MTP with Dual 3090's on Qwen 27B
Posted by DashinTheFields@reddit | LocalLLaMA | View on Reddit | 5 comments
Does anyone know if MTP works with more than one 3090' yet? I see the 5090's talking about it, but would like to know for us poors.
sheetis@reddit
I've been using it with the llama.cpp PR with a pair of AMD 7900 XTX. Just make sure to use tensor parallelism, it doesn't seem to work great on row/layer currently as the loaded-as-model MTP layers don't seem to span GPUs for the pipeline parallelism variants. TP works around this by presenting as a single virtual Meta() device.

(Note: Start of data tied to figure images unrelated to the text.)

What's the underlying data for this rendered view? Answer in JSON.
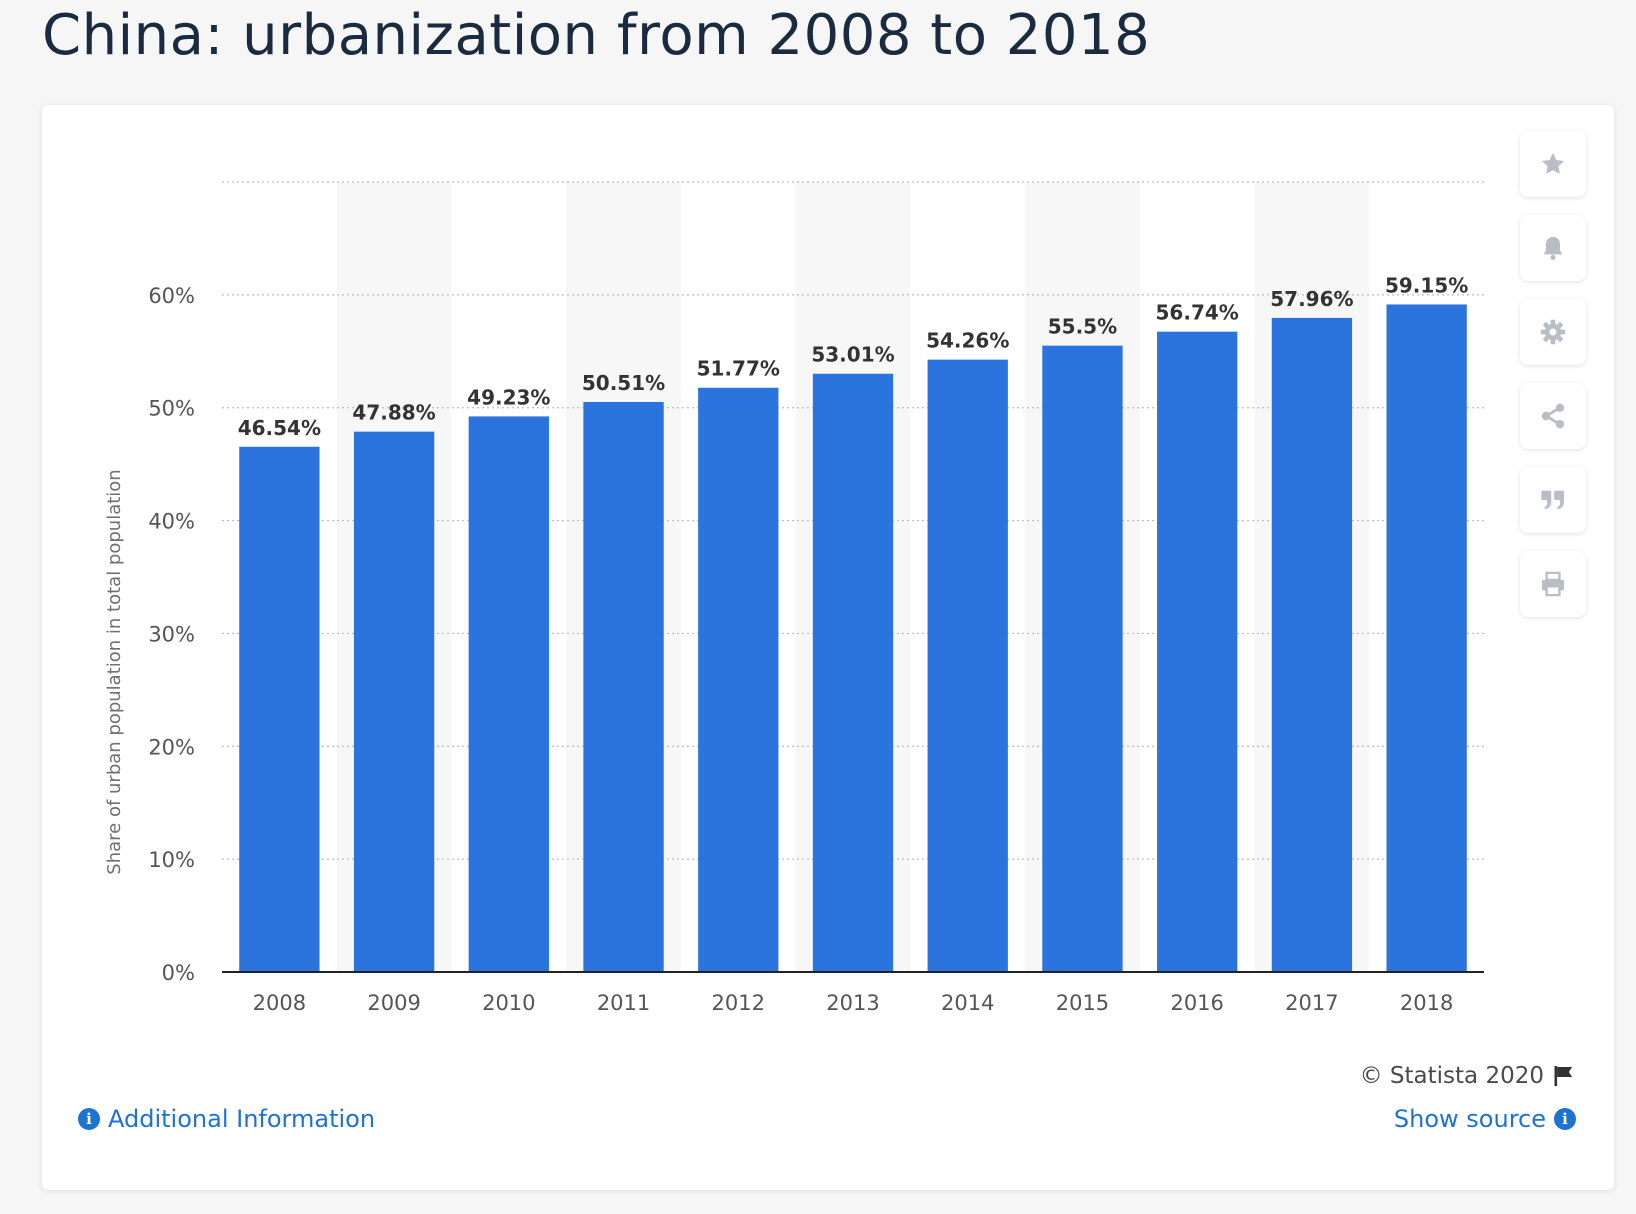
{
  "title": "China: urbanization from 2008 to 2018",
  "toolbar": {
    "icons": [
      "star-icon",
      "bell-icon",
      "gear-icon",
      "share-icon",
      "quote-icon",
      "print-icon"
    ]
  },
  "footer": {
    "copyright": "© Statista 2020",
    "additional_info": "Additional Information",
    "show_source": "Show source"
  },
  "colors": {
    "bar": "#2b74de",
    "grid": "#bdbdbd",
    "band": "#f7f7f8",
    "label": "#333333",
    "axis_text": "#555555",
    "link": "#1e73d0"
  },
  "chart_data": {
    "type": "bar",
    "categories": [
      "2008",
      "2009",
      "2010",
      "2011",
      "2012",
      "2013",
      "2014",
      "2015",
      "2016",
      "2017",
      "2018"
    ],
    "values": [
      46.54,
      47.88,
      49.23,
      50.51,
      51.77,
      53.01,
      54.26,
      55.5,
      56.74,
      57.96,
      59.15
    ],
    "value_labels": [
      "46.54%",
      "47.88%",
      "49.23%",
      "50.51%",
      "51.77%",
      "53.01%",
      "54.26%",
      "55.5%",
      "56.74%",
      "57.96%",
      "59.15%"
    ],
    "ylabel": "Share of urban population in total population",
    "xlabel": "",
    "yticks": [
      0,
      10,
      20,
      30,
      40,
      50,
      60
    ],
    "ytick_labels": [
      "0%",
      "10%",
      "20%",
      "30%",
      "40%",
      "50%",
      "60%"
    ],
    "ylim": [
      0,
      70
    ],
    "grid": true,
    "legend": "none"
  }
}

TL;DR -- If it already works for ROCm, CUDA should be set.
Fluffywings@reddit
Can you detail your config and setup? Got an xtx and about to pick up an xt to replace the 2070 super.
DashinTheFields@reddit (OP)
So i should implement the PR that has been publicized? Sounds like worth a try.
How much more context have you been seeing? I'm getting like 130K right now. They both share memory, with one gpu doing it's thinking, I'm wondering if I could run two servers and point one of the gpu's to do work also.
It would be nice to go overboard. I've already been using Qwen 27 for for about 50% compared to claude now, it's amazing.
sheetis@reddit
I use a Q8_0 Quant of Qwen3.6-27b. With it and a full 131072 context on the dual-gpu setup, I see about 83% VRAM usage on each card (so a bit of free room).
Without MTP at this quant across 2 cards, I see low 30s tokens/sec in token generation. With MTP enabled, depending on draft model acceptance, I get anywhere from 55 tok/sec (a 72k context benchmark I have for myself) up to mid 70s tok/sec generation during real work.
So while the draft "model" (it loads it as a separate model even though it's part of the same on on Qwen) uses some vram, everything still fits well.
robertpro01@reddit
It works, and works great my friend.